Nous nous sommes appuyés sur ce qui existait dans les territoires ruraux, à savoir une présence associative. Des permanences d'écoute seront créées dans les maisons de services au public, sur la base de conventions signées avec les centres d'information sur les droits des femmes et des familles, les CIDFF, présents en zones rurales. L'idée est assez simple : il s'agit de former, dans les zones rurales, au repérage des violences faites aux femmes.

Par ailleurs, la mobilité sera facilitée par la prise en charge des transports : l'expérimentation de « bons taxis » sera menée dans vingt-cinq départements.

Des actions concrètes visent également à renforcer l'accès aux droits des femmes handicapées, qui sont victimes de violences spécifiques, des femmes résidant dans les territoires d'outre-mer et des femmes étrangères.

Enfin, en lien avec le plan d'actions et de mobilisation contre le sexisme, nous continuerons d'attaquer collectivement le problème à la source. Nous sommes toutes et tous concernés. Chaque prise de position, chaque initiative prise en ce sens, est précieuse.

La semaine dernière, j'ai participé au lancement d'une charte sur le traitement journalistique des violences faites aux femmes, dénoncé par le collectif Prenons la Une. Pour rendre compte des affaires de violences conjugales, elle recommande notamment de bannir l'usage des termes « drame familial » ou « crime passionnel ». Quand un homme tue sa femme et ses enfants, ce n'est pas un drame familial comme peut l'être un drame de la route en cas d'accident mortel. Il y a un assassin et des victimes, que les termes « drame familial » font disparaître, comme si tous étaient acteurs. Quant à l'expression « crime passionnel », elle n'a rien à faire dans la description des violences. Comment peut-on laisser entendre que l'amour et la passion auraient quelque chose de compatible avec la violence ? Or les mots « crime passionnel » laissent entendre que la violence et l'amour pourraient cohabiter.

Cette démarche engage les rédactions à ne plus utiliser un tel vocabulaire. En matière de violences faites aux femmes, tout est important, car il s'agit de s'attaquer à des représentations inacceptables tendant à la banalisation ou à l'humour en matière de violences. C'est donc avec ce type d'actions que nous avançons collectivement.
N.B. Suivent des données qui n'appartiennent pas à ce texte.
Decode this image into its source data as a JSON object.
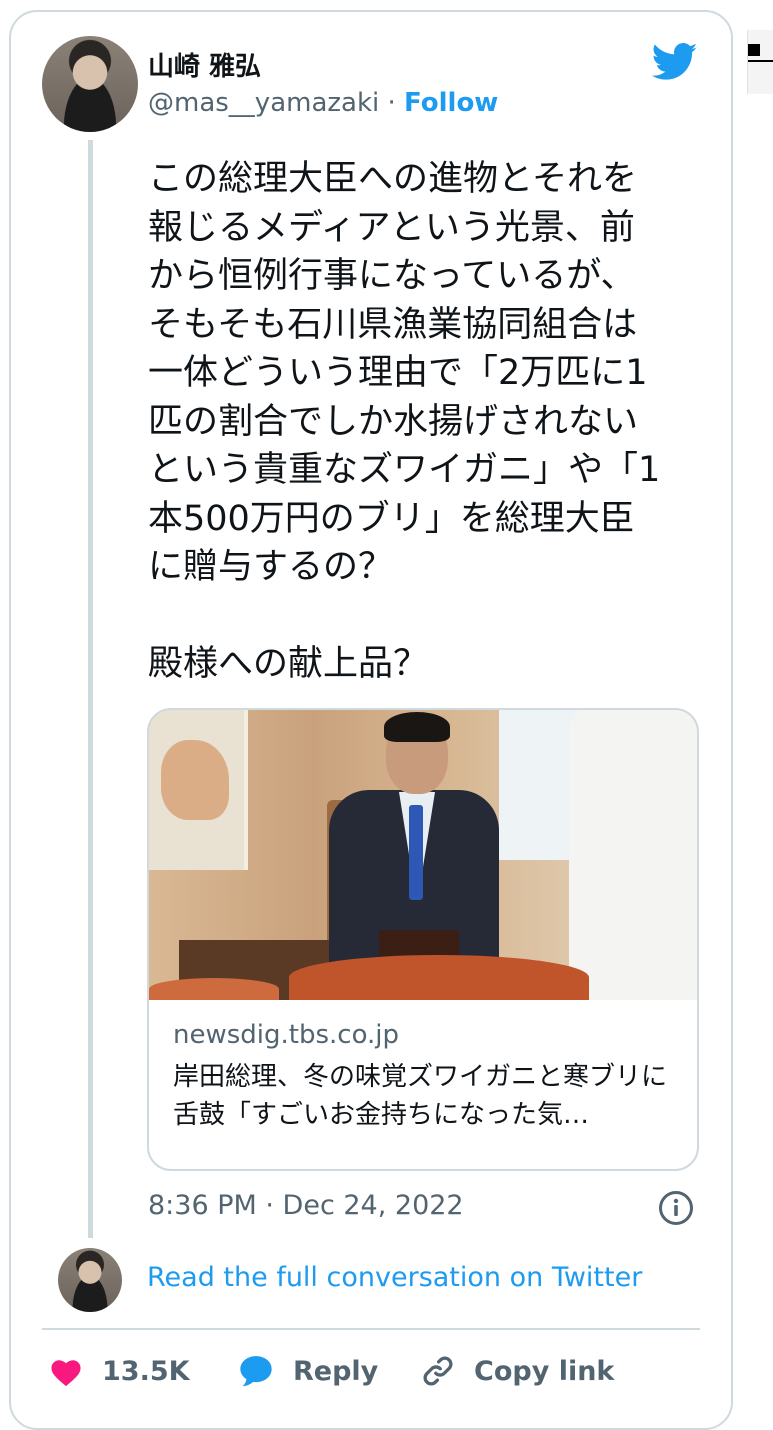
{
  "author": {
    "display_name": "山崎 雅弘",
    "handle": "@mas__yamazaki",
    "separator": " · ",
    "follow_label": "Follow"
  },
  "tweet": {
    "text": "この総理大臣への進物とそれを\n報じるメディアという光景、前\nから恒例行事になっているが、\nそもそも石川県漁業協同組合は\n一体どういう理由で「2万匹に1\n匹の割合でしか水揚げされない\nという貴重なズワイガニ」や「1\n本500万円のブリ」を総理大臣\nに贈与するの？\n\n殿様への献上品？",
    "timestamp": "8:36 PM · Dec 24, 2022"
  },
  "link_card": {
    "domain": "newsdig.tbs.co.jp",
    "title": "岸田総理、冬の味覚ズワイガニと寒ブリに舌鼓「すごいお金持ちになった気…"
  },
  "conversation": {
    "read_full_label": "Read the full conversation on Twitter"
  },
  "actions": {
    "like_count": "13.5K",
    "reply_label": "Reply",
    "copy_label": "Copy link"
  },
  "colors": {
    "accent": "#1d9bf0",
    "like": "#f91880",
    "muted": "#536471",
    "border": "#cfd9de"
  },
  "icons": [
    "twitter-bird-icon",
    "info-icon",
    "heart-icon",
    "reply-bubble-icon",
    "link-icon"
  ]
}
Vous le voyez, il n'y a aucune résignation ni aucun découragement de notre part, bien au contraire. Laurence Cohen a évoqué la nécessité de mobiliser les pouvoirs publics, mais aussi les associations et le mouvement social dans la rue. Le nombre de femmes victimes de violences étant évalué à 230 000, on peut penser que chacun en connaît au moins une, dans son quartier ou sur son lieu de travail. La mobilisation collective, c'est aussi la compréhension et le repérage des « signaux faibles », qu'il convient d'apprendre à identifier. Il faut savoir quoi dire à une femme qu'on pense être victime de violences, pour l'accompagner ensuite vers des professionnels qui la prendront en charge.

Mesdames, messieurs les sénateurs, je vous remercie encore de ce rapport, qui m'est fort utile en tant que ministre chargée de lutter contre les violences faites aux femmes. (Applaudissements.)

Mme la présidente. Nous en avons terminé avec le débat sur les conclusions du rapport 2006-2016 : un combat inachevé contre les violences conjugales.